Many insects find the open spaces of the world precarious places to live, and so they seek refuge in the water or under the soil, often remaining as larvae for long periods of time before becoming adults. The Mayflies of more temperate climates may only exist as adults for one day before dying. In that day they must find a mate and lay their eggs in a pond, river, or stream to perpetuate the species. Their life is of such an ephemeral nature of that the order to which they belong has been called the Ephemoptera.   

The Bahamian Cicadas, or ‘Singers’ as they are more popularly known, also have an extended larval period. A Cicada spends only two to three per cent of its life as an adult; the remainder being spent as a squat brown larva beneath the soil.
The females lay their eggs in paired slits, which they make on the twigs of trees. The eggs hatch in about six weeks and the young cicadas, now known as Nymphs, drop to the ground.
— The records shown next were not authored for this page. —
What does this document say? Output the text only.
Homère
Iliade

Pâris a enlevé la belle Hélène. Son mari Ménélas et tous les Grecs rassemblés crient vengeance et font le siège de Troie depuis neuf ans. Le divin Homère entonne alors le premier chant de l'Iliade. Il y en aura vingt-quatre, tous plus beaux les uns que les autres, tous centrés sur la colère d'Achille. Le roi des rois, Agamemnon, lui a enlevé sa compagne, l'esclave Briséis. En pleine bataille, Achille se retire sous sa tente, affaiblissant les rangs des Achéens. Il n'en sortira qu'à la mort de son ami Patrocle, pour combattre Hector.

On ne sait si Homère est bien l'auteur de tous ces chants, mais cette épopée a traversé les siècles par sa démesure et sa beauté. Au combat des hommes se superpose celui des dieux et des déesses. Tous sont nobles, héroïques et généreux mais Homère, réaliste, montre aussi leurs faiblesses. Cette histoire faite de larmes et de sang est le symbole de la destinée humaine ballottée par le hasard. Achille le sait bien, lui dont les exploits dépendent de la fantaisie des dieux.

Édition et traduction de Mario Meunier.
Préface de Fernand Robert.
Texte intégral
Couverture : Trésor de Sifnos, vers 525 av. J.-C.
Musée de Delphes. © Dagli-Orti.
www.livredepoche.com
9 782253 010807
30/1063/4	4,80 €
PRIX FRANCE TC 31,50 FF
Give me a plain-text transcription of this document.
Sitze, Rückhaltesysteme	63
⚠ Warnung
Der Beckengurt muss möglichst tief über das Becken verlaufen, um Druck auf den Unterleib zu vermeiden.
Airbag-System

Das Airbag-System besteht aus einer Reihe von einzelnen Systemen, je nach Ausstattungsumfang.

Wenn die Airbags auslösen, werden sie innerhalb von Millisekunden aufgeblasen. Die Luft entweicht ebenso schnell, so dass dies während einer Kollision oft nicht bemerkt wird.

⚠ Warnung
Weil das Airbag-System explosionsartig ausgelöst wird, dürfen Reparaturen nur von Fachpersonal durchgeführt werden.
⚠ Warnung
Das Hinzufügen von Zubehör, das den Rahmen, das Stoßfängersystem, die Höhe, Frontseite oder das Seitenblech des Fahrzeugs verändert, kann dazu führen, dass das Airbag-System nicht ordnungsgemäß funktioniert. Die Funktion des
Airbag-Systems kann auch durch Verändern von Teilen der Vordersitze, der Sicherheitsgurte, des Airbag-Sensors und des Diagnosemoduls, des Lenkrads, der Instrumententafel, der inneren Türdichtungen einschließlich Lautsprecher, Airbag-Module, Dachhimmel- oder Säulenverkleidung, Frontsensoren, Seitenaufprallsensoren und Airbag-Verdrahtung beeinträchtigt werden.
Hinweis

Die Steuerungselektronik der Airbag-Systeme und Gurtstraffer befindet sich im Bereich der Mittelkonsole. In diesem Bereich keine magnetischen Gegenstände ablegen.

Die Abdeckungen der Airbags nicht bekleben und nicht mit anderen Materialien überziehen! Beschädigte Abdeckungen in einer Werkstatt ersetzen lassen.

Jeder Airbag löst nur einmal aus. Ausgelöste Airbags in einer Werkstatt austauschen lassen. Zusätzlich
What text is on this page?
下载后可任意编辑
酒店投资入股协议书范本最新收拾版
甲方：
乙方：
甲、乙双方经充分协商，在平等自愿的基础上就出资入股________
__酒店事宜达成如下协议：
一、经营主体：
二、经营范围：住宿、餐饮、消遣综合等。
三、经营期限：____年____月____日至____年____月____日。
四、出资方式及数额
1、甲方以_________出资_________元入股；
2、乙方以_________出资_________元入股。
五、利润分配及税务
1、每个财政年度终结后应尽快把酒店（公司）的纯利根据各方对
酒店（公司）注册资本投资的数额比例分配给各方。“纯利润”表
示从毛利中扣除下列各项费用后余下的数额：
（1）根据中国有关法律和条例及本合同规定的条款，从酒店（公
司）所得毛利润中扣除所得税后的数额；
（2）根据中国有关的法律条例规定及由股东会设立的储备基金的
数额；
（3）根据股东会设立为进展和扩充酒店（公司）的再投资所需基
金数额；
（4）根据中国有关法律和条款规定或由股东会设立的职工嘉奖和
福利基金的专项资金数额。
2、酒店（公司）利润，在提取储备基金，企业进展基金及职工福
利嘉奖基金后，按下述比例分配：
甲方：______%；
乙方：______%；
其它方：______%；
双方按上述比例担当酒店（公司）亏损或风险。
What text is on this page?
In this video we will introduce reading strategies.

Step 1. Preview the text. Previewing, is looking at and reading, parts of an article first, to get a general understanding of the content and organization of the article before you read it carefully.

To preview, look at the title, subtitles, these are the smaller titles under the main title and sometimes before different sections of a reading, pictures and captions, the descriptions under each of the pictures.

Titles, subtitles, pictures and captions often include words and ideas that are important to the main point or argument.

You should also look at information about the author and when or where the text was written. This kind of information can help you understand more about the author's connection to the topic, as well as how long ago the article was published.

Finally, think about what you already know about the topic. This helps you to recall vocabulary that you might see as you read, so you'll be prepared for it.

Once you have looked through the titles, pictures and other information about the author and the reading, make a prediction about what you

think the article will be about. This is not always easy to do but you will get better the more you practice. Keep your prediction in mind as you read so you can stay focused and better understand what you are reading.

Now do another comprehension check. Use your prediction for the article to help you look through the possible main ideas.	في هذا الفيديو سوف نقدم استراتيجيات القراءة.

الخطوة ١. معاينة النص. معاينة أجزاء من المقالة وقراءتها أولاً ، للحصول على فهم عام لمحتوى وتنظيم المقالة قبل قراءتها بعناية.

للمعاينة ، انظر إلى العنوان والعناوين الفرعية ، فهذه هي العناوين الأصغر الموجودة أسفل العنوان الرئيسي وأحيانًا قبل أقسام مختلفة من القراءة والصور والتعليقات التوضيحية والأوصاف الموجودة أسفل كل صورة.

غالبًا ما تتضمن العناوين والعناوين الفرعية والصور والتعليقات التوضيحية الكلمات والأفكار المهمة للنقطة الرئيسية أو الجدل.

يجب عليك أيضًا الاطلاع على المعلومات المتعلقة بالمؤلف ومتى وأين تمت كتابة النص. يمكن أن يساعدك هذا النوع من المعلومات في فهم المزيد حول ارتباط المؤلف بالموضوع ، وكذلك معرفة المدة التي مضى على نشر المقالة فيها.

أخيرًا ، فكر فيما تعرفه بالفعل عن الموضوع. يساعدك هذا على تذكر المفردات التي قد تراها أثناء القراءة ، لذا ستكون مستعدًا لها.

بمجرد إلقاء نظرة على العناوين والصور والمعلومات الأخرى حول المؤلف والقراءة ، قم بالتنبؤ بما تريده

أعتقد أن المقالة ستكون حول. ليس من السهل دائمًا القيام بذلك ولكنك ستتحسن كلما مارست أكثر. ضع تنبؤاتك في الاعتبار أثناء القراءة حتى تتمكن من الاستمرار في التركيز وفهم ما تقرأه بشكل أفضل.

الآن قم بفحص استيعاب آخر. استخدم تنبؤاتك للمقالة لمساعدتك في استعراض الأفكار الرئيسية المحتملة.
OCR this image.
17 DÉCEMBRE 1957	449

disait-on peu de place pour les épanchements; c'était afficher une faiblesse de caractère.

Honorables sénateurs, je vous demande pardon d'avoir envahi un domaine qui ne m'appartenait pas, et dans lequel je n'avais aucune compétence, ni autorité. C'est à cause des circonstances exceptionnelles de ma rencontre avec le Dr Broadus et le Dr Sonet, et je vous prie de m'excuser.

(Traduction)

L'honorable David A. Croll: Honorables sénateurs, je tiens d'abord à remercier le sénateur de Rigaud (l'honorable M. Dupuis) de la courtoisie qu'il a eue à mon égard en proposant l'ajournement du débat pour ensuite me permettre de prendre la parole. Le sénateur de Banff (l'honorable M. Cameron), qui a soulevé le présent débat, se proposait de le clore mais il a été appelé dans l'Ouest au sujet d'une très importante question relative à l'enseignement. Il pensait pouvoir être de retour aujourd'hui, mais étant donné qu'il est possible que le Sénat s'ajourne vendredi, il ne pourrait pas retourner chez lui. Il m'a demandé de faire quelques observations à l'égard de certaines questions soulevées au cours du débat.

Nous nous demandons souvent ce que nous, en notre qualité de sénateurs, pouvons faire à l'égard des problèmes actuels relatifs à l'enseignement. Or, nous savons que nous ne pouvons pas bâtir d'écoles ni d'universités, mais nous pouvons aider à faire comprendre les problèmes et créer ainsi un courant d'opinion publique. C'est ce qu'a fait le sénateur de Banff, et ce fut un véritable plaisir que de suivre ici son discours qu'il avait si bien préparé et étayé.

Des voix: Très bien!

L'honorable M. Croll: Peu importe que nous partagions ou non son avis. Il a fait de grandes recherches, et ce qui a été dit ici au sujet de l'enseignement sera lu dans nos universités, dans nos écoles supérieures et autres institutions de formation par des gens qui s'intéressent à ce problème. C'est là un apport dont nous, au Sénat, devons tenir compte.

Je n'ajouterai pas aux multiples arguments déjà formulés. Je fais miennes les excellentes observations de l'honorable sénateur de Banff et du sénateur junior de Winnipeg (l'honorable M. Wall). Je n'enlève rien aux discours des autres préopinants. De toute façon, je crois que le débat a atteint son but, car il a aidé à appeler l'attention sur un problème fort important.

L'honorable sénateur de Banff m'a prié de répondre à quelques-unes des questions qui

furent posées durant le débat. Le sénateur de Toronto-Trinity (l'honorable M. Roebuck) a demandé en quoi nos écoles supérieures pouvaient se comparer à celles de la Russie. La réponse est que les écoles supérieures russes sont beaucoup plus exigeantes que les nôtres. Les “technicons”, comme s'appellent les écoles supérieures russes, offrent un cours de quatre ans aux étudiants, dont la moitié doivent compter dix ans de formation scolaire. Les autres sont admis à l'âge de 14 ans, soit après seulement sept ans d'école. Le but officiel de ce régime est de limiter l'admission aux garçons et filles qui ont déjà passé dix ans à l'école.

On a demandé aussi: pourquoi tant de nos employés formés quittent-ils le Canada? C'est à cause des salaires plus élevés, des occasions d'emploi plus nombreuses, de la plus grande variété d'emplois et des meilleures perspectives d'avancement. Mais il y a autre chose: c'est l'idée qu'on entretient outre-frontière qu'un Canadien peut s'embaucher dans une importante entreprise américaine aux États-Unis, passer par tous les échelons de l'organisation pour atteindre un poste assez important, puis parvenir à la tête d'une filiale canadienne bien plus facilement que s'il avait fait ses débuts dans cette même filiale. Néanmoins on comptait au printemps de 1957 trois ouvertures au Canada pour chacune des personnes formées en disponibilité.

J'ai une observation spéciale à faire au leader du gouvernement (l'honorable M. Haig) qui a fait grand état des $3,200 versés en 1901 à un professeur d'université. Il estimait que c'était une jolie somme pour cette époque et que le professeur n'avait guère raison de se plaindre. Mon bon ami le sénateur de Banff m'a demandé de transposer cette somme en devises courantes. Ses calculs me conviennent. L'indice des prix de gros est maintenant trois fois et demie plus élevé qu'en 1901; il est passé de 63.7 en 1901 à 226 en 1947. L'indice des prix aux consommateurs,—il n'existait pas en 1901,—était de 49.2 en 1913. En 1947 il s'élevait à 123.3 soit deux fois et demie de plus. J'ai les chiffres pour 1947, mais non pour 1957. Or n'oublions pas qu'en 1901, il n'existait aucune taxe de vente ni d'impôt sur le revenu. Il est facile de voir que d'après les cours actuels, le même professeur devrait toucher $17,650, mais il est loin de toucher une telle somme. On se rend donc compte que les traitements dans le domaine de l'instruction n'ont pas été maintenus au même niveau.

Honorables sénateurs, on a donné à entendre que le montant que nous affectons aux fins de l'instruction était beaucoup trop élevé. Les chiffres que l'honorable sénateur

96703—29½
The nymphs are somewhat similar to the adults except that they are fatter, have no wings or reproductive organs, and the front legs are strongly built for digging. They burrow down among the roots of trees on which they will feed for the next thirteen years. Some species of Cicada remain in the soil for as long as 17 years. During their period of growth in the ground they shed their skins several times, each nymph being a little larger than the one before.

After their subterranean larval stage, at a time that can be predicted with great accuracy, they emerge from the soil and climb two to four feet up the trunks of frees. Firmly attached by their forelegs, they now undergo the transformation into adults. The skin of the back splits and the soft-bodied adult pushes itself out through the split.

Now the Cicada has emerged it must rest while its wings expand and its body hardens. One and a half to two inches in length, it has four powerful membranous wings and a wide blunt head. Three beadlike simple eyes form a triangle between the larger compound eyes at the front corner of the head. The compound eyes, like those of other insects, are made up of hundreds of smaller units, each one of which can perceive light or darkness. The resulting image formed by such an eye must be similar to that seen on an old television screen, made up of only black and white dots.

The adult cicada will live for four to six weeks, feeding on tender plant stems or leaves. Only the males are capable of making the characteristic noise of the Cicada. They posses a pair of tymbal organs at the base of the abdomen, in which a special area of cuticle is made to vibrate at  about 4,500 cycle per second. Both sexes have well-developed hearing organs also at the base of the abdomen.

For the last few weeks of March the Cicadas have been hatching. The adults are now singing to each other as they seek their mates, their empty, fragile larval skins still hanging from the trunks of the coconut palms. Later, as the year comes to its end, the sounds of Cicadas will cease and a new generation will be starting the first of their many years beneath the ground.